Running procurement
How to manage a public contract after award
Published 1 April 2026 by eSourcingData
The value in a contract is realised after signature, not at award. Good contract management keeps the supplier delivering what was promised, catches problems early, and meets the transparency duties the Procurement Act places on live contracts. This guide covers mobilisation, performance monitoring, KPIs and the contract management notices you may need to publish.
Mobilise the contract properly
Start with a structured handover from the procurement team to whoever will manage the contract day to day. The contract manager needs to understand the obligations, service levels, key dates and the commitments the supplier made in their bid, because commitments that are not tracked quietly evaporate.
Hold a mobilisation meeting to align both sides on how the contract will run, who owns what, and how issues will be escalated. Getting governance right in the first weeks sets the tone for the whole relationship.
Set up your monitoring from day one rather than waiting for a problem to force it. The contracts that go wrong are usually the ones nobody was actively watching until it was too late to fix cheaply.
Set and track meaningful KPIs
Define key performance indicators that measure what actually matters for the outcome, not just what is easy to count.
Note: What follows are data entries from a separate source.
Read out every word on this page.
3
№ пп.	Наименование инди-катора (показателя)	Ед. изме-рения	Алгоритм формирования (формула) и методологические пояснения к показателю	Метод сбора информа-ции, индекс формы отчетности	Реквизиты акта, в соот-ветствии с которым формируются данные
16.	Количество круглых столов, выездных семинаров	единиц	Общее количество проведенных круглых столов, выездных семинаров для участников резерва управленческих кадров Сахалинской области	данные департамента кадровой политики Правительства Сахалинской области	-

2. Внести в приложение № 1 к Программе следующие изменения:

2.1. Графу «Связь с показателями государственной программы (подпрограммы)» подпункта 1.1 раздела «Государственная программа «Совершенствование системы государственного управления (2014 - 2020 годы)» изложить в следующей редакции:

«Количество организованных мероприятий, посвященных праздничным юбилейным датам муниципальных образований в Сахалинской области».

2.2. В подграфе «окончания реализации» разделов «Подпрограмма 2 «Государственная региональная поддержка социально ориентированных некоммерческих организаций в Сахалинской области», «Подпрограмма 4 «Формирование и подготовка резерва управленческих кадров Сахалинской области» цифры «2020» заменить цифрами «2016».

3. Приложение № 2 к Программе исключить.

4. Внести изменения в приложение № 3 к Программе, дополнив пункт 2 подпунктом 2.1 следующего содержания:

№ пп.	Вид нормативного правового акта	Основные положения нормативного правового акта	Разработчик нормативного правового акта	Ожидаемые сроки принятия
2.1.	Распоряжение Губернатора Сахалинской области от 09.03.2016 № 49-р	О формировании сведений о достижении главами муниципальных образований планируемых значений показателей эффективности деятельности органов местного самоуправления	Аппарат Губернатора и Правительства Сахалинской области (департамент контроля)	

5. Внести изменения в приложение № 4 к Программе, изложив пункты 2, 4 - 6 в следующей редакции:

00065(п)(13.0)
A handful of well chosen KPIs tied to the contract's purpose beats a long list of metrics nobody acts on. For qualifying contracts, PA23 also expects you to set and publish KPIs.
Agree how each KPI is measured, how often, and what data the supplier provides. Ambiguous measurement leads to disputes about performance, so nail down the definitions before the first reporting period, not during the first dispute.
Review KPI performance on a regular rhythm and act on what it shows. Metrics that are collected but never discussed teach the supplier that performance does not matter.
Publish contract performance information
Under the Procurement Act, contracting authorities must publish information about the performance of qualifying contracts against their KPIs, and publish contract performance notices where a supplier breaches the contract or performs poorly. These transparency duties are a genuine change in expectation, so build them into your contract management calendar.
Treat these notices as a discipline, not a chore. Knowing that sustained poor performance may become publicly visible focuses both parties on getting delivery back on track, which is exactly the behaviour the transparency regime is designed to encourage.
Keep the underlying performance data clean and current so that any required notice is straightforward to produce and accurate. Scrambling to reconstruct performance history at notice time is where errors creep in.
Manage change and variations carefully
Contracts evolve, but changes must stay within what the rules permit. A modification that goes beyond the permitted scope can effectively be a new contract that should have been competed, so assess any proposed variation against the modification rules before agreeing it.
Where a change is permitted but significant, check whether a contract change notice is required and publish it. Transparency applies to how a contract is varied, not just how it was awarded.
Document every variation, the reason for it and the authority under which it was made. A clear change history protects you if the contract is later reviewed and keeps everyone clear on the current terms.
Manage the relationship and plan the exit
Hold regular contract review meetings that go beyond metrics to the working relationship, upcoming risks and opportunities to improve. A supplier who feels the contract is managed as a partnership tends to deliver better than one who only hears from you when something breaks.
Address underperformance early and in line with the contract, using the remedies available before problems compound. Early, proportionate intervention resolves far more issues than a delayed heavy hand.
Plan the end of the contract in good time, whether that means re-procurement, transition to a new supplier or a permitted extension. Leaving exit planning to the last minute is how authorities end up with rushed, uncompetitive extensions.